Algum poema específico, alguma coisa que o Fernando Pessoa escreveu que represente alguma coisa para você especialmente? 


Interessante porque eu gosto muito de Alberto Caeiro, mas tem um poema do livro Mensagem que eu gosto muito que é o “Mar português”, porque eu acho que nos mostra que a vida sempre vai trazer desafios: a vida sempre será um alto mar, sempre vai ver monstros, sempre vai ter medos e que não é para ficar olhando para a praia com medo de encarar o mar, porque você precisa ir. Talvez alguém fique te esperando na areia, talvez aconteça de morrer no caminho, mas o importante é que você foi, então se aquilo é seu propósito… Se a alma não é pequena, tudo vale a pena. 

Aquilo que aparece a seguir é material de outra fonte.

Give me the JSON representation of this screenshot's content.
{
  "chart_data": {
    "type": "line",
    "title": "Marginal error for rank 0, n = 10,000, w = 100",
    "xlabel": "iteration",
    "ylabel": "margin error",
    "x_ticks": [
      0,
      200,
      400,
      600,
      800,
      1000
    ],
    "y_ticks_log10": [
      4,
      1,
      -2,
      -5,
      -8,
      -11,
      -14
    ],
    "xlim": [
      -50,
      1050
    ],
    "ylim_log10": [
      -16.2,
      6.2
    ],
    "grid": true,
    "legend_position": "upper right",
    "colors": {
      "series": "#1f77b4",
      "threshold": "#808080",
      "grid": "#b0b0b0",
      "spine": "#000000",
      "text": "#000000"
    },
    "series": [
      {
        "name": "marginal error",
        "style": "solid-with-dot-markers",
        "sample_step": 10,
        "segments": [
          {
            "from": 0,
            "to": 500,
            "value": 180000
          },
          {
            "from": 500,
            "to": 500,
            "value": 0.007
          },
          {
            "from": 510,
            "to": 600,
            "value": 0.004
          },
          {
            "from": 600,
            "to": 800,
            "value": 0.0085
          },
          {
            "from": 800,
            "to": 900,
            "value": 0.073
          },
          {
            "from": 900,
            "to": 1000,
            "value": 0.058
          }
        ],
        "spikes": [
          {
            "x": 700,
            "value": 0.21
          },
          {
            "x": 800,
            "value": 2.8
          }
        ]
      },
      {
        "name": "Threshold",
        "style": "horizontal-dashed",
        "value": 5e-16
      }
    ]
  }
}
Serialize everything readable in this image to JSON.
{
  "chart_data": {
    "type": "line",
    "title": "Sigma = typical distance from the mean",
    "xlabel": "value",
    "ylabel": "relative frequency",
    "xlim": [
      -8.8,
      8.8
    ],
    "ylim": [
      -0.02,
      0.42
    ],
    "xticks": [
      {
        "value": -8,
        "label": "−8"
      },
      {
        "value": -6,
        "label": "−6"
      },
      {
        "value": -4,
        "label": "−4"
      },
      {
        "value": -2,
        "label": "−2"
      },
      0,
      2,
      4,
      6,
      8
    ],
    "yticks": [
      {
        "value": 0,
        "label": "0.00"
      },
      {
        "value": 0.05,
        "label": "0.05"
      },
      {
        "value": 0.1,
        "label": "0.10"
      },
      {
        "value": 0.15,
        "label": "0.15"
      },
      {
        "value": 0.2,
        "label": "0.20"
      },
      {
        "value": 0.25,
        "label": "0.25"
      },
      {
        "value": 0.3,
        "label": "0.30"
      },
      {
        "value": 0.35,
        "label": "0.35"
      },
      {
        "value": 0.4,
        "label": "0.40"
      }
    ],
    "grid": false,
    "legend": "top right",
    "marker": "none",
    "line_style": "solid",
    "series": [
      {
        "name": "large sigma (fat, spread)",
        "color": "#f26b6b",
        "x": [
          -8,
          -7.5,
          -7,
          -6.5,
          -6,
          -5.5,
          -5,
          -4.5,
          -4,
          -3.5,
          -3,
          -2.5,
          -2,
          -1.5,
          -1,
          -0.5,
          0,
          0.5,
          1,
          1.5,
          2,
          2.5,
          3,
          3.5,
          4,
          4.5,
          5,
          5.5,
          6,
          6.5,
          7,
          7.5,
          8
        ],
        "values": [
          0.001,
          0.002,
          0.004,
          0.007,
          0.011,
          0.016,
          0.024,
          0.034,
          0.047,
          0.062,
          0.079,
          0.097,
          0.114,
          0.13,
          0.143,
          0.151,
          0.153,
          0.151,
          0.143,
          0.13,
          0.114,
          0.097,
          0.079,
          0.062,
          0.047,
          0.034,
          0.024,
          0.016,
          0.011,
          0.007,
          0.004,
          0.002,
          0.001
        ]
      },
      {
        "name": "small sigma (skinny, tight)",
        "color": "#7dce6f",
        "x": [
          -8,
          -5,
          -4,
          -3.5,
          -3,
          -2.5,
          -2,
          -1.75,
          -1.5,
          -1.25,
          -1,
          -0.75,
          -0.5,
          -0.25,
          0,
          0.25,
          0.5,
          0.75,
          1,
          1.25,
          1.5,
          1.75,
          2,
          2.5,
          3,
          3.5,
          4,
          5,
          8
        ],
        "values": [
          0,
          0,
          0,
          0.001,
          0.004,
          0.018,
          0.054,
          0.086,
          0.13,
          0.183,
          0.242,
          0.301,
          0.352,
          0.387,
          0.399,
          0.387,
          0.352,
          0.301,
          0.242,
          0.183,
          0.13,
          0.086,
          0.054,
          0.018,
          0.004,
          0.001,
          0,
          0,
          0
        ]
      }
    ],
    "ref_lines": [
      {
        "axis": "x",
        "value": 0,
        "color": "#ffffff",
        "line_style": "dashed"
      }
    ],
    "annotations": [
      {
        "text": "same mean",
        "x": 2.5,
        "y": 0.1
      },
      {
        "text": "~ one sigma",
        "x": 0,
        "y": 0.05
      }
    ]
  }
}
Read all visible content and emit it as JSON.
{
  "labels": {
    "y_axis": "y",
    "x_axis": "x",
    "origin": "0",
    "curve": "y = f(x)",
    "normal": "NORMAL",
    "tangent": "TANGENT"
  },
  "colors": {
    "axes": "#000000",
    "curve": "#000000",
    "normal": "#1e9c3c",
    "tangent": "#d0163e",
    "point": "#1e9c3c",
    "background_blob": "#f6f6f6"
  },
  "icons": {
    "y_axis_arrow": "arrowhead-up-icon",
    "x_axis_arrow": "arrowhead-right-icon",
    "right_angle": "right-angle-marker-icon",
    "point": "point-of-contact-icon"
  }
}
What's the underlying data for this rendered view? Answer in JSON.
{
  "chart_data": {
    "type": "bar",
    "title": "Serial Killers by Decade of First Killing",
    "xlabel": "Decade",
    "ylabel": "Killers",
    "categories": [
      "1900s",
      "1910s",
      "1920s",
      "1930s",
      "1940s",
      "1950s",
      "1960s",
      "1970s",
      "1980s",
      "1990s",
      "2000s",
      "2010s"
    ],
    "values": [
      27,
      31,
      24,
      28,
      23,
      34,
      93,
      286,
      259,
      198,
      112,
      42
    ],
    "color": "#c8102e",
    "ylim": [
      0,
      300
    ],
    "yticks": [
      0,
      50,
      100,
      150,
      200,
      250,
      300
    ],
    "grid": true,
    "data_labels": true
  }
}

Agora se você me perguntasse qual o poema da vida que marcou, não foi nem do Fernando Pessoa, é um poema do Drummond que se chama “Canto Esponjoso" que é justamente a contemplação da natureza, o quanto somos pequenos e insignificantes diante da imensidão do mar. Esse poema para mim é Alberto Caeiro e junta também com o “Mar português.”